While they are all considered veritable legends in the world of Hollywood, filmmakers George Lucas, Brian de Palma, Steven Spielberg, Martin Scorsese, and Francis Ford Coppola were at one point nothing more than burgeoning storytellers who would all collaborate together and offer advice on how to improve their respective projects, which includes the development of Star Wars: A New Hope. Each member of this group has offered their own recollection of how they felt the first time they saw Lucas' sci-fi spectacle, with de Palma recently pointing out how ridiculous he thought the name of "The Force" was, in addition to detailing how he helped contribute to the iconic opening crawl.
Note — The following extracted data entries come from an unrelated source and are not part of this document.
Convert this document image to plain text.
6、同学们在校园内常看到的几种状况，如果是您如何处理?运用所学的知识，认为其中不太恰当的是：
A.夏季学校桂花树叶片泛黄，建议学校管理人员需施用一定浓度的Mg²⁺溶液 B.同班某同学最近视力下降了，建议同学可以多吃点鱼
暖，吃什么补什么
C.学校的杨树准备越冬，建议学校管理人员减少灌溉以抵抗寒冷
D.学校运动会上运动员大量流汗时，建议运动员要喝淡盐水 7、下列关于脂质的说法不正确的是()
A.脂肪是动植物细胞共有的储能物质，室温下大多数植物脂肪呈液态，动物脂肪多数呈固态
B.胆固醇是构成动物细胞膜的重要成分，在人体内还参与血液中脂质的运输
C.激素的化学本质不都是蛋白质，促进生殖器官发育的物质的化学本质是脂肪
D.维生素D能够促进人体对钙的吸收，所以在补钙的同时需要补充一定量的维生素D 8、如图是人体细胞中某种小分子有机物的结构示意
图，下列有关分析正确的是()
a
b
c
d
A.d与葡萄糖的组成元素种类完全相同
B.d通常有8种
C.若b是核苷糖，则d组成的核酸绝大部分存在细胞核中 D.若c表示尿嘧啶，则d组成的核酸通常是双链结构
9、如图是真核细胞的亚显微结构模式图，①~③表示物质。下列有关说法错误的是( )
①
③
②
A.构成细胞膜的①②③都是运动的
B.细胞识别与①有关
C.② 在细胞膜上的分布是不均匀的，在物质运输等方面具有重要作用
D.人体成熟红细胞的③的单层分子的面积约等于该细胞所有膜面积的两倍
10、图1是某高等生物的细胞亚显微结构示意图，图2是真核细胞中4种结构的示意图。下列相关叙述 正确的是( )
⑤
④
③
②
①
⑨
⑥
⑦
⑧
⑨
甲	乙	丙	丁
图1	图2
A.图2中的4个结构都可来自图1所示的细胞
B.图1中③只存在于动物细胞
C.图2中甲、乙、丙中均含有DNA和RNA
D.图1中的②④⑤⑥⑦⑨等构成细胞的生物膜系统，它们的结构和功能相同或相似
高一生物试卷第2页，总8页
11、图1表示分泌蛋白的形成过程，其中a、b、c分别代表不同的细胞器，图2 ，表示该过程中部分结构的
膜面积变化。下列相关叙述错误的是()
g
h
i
"Everybody who was involved in that meeting, everyone has a different version of what happened," de Palma detailed to the Light the Fuse podcast, per Collider. "I was just watching the biography they did of Steven and he related how he saw it. They always portray me as the guy that says the worst thing that drives everybody crazy, but if you're gonna show me something I'm gonna tell you what I think about it. Why am I there unless I'm gonna give an honest appraisal of what I've seen? And in this case, the fact that Steven says that only he saw the possibilities of Star Wars, that's not really true."
He continued, "We all saw it as a terrific thing that George had done and we were well aware of where the special effects weren't there, and how they had cut in all these planes from other movies that were supposed to be the ships and stuff like that. But I did make a joke about The Force, that's true ... I just thought the idea of The Force, you know - 'The Force,' I would say, and I kept repeating it. 'It doesn't seem like a great name for this kind of spiritual guidance, "The Force."' So needless to say I had a lot to say about The Force, which obviously I was terribly wrong about."
A New Hope was always imagined as being a chapter from the middle of an overall story, despite not initially being released with the "Episode IV" moniker. In this regard, de Palma noted how being thrown into the middle of the story would surely be overwhelming for a viewer, as he detailed that he personally helped reimagine how the film's famous opening crawl would be worded to introduce the audience to the overall concept of the film.
"The other thing was the movie starts in chapter [four], we're in a world nobody knows anything about, he's got all these funny names for people, I said, 'George you've gotta set this up somehow like those crawls in the Flash Gordon movies.' George had that idea, but it was all gobbledygook basically, so I and Jay Cocks went over the crawl and basically rewrote it so it made some sense. And that was our contribution," the filmmaker expressed. "But I said some things very direct to my director friends about their movies that went on to be extremely successful. Sometimes I was right, sometimes I was wrong. They did the same for my movies."
De Palma would go on to helm films like Scarface, Goodfellas, and Mission: Impossible.